La Fortitudo Trani sarà ai nastri di partenza del prossimo campionato di Divisione Regionale 1, insieme alle altre formazioni pugliesi e lucane ammesse al torneo. Saranno complessivamente 22 le squadre partecipanti, che molto probabilmente saranno suddivise in due gironi da 11.
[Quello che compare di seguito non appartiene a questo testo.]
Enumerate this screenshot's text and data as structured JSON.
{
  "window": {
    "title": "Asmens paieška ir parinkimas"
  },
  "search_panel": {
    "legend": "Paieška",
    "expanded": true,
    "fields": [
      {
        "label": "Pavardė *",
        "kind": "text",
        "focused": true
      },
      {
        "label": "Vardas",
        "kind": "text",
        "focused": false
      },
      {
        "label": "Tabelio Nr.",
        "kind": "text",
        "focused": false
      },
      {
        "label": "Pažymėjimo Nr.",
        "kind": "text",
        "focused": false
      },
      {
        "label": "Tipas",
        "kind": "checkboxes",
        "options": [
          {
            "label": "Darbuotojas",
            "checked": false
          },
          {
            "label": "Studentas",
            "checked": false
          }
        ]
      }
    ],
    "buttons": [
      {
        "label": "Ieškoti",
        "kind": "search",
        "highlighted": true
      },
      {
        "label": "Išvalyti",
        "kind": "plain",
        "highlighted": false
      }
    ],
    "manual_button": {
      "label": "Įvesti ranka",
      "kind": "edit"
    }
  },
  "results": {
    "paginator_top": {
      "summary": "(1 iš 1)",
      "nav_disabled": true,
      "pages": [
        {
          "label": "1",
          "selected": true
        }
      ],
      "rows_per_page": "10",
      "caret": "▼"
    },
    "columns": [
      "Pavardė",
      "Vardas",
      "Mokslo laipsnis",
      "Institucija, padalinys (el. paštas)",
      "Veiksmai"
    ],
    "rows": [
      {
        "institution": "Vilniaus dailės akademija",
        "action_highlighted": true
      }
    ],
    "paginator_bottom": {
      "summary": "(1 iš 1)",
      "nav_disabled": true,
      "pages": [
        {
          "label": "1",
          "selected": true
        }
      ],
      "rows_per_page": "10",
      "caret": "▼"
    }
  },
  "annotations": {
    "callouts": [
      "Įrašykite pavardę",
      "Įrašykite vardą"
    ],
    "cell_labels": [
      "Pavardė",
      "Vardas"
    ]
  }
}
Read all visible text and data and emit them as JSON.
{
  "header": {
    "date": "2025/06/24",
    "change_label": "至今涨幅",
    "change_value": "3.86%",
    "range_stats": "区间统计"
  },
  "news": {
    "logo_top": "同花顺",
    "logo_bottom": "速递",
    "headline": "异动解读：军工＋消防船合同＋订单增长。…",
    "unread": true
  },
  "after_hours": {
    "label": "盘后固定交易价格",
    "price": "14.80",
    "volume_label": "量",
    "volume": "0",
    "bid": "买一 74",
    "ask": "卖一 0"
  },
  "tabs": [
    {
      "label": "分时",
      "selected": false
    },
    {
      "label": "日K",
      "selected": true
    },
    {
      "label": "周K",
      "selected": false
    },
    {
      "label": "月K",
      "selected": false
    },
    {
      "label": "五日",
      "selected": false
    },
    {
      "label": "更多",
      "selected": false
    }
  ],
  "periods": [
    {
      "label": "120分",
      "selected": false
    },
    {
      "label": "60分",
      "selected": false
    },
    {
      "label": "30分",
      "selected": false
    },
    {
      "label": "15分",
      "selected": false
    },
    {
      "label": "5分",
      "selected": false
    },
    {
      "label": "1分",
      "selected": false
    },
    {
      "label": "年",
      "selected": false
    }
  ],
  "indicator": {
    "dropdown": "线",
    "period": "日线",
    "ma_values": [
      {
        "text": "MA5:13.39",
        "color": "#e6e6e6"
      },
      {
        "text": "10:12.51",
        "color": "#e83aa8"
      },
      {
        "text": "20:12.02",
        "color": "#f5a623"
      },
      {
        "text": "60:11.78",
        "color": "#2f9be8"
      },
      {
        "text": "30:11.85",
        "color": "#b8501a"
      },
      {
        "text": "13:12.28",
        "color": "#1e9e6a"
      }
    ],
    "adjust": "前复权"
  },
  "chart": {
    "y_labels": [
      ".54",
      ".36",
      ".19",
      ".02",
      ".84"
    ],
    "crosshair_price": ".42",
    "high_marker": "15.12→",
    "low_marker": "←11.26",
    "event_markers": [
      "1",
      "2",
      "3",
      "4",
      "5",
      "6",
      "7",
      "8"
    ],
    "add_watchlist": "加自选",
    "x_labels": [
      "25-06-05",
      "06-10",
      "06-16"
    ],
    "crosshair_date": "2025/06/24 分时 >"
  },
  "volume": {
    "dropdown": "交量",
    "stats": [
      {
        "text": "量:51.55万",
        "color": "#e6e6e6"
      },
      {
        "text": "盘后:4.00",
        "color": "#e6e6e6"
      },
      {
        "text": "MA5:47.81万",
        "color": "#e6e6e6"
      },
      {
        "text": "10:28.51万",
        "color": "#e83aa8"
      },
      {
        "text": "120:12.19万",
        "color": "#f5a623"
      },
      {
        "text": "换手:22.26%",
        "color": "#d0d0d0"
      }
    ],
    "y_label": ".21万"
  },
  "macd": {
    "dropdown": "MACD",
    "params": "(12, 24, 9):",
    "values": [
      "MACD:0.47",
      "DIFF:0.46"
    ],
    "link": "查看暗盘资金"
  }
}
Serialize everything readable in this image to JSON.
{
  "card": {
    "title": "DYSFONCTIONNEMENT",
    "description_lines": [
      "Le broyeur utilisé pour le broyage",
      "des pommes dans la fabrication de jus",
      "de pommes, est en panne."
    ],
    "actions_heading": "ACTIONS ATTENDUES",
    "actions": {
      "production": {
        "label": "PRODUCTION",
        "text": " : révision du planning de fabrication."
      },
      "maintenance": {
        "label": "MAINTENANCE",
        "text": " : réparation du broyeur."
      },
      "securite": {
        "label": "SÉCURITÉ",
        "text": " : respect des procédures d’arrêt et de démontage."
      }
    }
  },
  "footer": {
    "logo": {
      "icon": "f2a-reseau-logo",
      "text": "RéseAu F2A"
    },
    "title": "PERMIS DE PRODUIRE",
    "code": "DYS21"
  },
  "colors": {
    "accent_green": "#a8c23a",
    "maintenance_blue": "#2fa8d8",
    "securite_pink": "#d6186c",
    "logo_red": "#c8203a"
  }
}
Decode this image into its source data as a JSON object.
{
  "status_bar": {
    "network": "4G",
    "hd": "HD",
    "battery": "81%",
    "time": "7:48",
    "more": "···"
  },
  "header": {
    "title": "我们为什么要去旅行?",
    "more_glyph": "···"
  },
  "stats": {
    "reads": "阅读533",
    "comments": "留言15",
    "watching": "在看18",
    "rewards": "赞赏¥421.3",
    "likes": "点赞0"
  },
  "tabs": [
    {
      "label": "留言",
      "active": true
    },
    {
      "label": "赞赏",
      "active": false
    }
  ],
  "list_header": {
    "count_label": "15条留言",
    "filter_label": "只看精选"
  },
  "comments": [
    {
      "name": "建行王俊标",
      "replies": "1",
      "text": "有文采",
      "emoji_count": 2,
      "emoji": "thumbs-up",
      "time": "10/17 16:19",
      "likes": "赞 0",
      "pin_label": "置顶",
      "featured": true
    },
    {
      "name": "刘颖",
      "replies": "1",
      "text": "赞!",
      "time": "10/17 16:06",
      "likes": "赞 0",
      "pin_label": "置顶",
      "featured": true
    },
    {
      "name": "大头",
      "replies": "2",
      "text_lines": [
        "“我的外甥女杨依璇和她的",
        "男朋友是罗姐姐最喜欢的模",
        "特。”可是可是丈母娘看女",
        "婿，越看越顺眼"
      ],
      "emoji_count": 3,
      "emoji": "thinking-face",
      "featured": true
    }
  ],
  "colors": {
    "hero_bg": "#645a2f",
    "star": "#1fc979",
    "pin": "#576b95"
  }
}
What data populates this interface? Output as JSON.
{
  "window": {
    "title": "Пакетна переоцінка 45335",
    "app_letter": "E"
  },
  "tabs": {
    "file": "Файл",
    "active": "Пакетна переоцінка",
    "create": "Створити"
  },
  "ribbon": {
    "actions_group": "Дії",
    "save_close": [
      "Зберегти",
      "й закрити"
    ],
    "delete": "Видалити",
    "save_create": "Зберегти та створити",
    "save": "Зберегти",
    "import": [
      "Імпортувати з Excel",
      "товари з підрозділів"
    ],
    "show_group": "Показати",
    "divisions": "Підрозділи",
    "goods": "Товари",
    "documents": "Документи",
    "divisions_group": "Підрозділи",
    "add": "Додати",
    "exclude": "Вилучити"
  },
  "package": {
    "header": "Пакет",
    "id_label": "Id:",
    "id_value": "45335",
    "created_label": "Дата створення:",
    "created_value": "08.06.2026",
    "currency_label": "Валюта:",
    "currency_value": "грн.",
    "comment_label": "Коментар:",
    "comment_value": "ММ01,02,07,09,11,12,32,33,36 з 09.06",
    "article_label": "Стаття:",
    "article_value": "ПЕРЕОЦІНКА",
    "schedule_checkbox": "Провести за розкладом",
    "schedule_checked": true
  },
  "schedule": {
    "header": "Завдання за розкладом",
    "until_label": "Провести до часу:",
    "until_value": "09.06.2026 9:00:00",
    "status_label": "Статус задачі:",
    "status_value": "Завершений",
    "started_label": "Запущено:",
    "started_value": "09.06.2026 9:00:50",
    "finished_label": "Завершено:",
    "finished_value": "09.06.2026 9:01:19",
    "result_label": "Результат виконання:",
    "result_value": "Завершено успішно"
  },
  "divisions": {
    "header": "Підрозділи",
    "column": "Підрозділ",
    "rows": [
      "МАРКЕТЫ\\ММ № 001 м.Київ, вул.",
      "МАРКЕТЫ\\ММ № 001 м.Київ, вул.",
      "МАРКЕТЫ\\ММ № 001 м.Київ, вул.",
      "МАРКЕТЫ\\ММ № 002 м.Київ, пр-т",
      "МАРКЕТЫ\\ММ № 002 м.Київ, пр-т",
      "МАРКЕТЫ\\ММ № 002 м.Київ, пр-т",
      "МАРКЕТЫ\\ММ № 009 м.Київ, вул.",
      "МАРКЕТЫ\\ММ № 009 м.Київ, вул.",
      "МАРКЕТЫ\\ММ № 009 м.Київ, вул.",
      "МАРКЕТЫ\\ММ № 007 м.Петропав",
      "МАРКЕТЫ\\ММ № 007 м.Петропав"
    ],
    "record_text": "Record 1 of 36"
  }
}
Nel quadro delle società iscritte figurano anche quattro club lucani, tre formazioni della Capitanata, due rappresentanti della Bat, due del tarantino, cinque dell’area metropolitana di Bari, cinque del brindisino e una del leccese. Date, formula e composizione dei gironi saranno definite successivamente: in settimana è infatti prevista una riunione con la federazione per stabilire la suddivisione e l’avvio ufficiale del campionato.
Per la Fortitudo Trani si tratta di un nuovo punto di partenza, in una stagione che porterà con sé anche importanti novità tecniche e organizzative. La prima squadra sarà affidata a coach Matias Caruso, tecnico argentino annunciato nelle scorse settimane, che guiderà anche la formazione Under 19 Gold.
A fare il punto sul momento biancazzurro è la presidente Lilli Basile: «Siamo alle porte della quattordicesima stagione e ne siamo ovviamente contenti. L’entusiasmo non ci manca, così come la voglia di fare».
La Fortitudo guarda però anche oltre la prima squadra, confermando la volontà di essere presente in maniera strutturata nei diversi ambiti dell’attività cestistica. «Saremo protagonisti in tutti i campionati giovanili federali, oltre all’attività di minibasket e al campionato di Baskin. C’è grande entusiasmo e fibrillazione, perché questo è il periodo in cui si costruisce e noi lo stiamo facendo».
La preparazione è già cominciata, con il gruppo al lavoro per arrivare pronto all’inizio della nuova stagione. «I ragazzi sono in allenamento, stanno svolgendo sedute per mettere a punto al meglio la squadra che in Dr1 sarà protagonista a partire da settembre. C’è grande entusiasmo», ha concluso Basile.
Per la Fortitudo Trani si apre dunque una nuova stagione, la quattordicesima della propria storia, con l’obiettivo di dare continuità al lavoro costruito negli anni e valorizzare ancora una volta il proprio vivaio.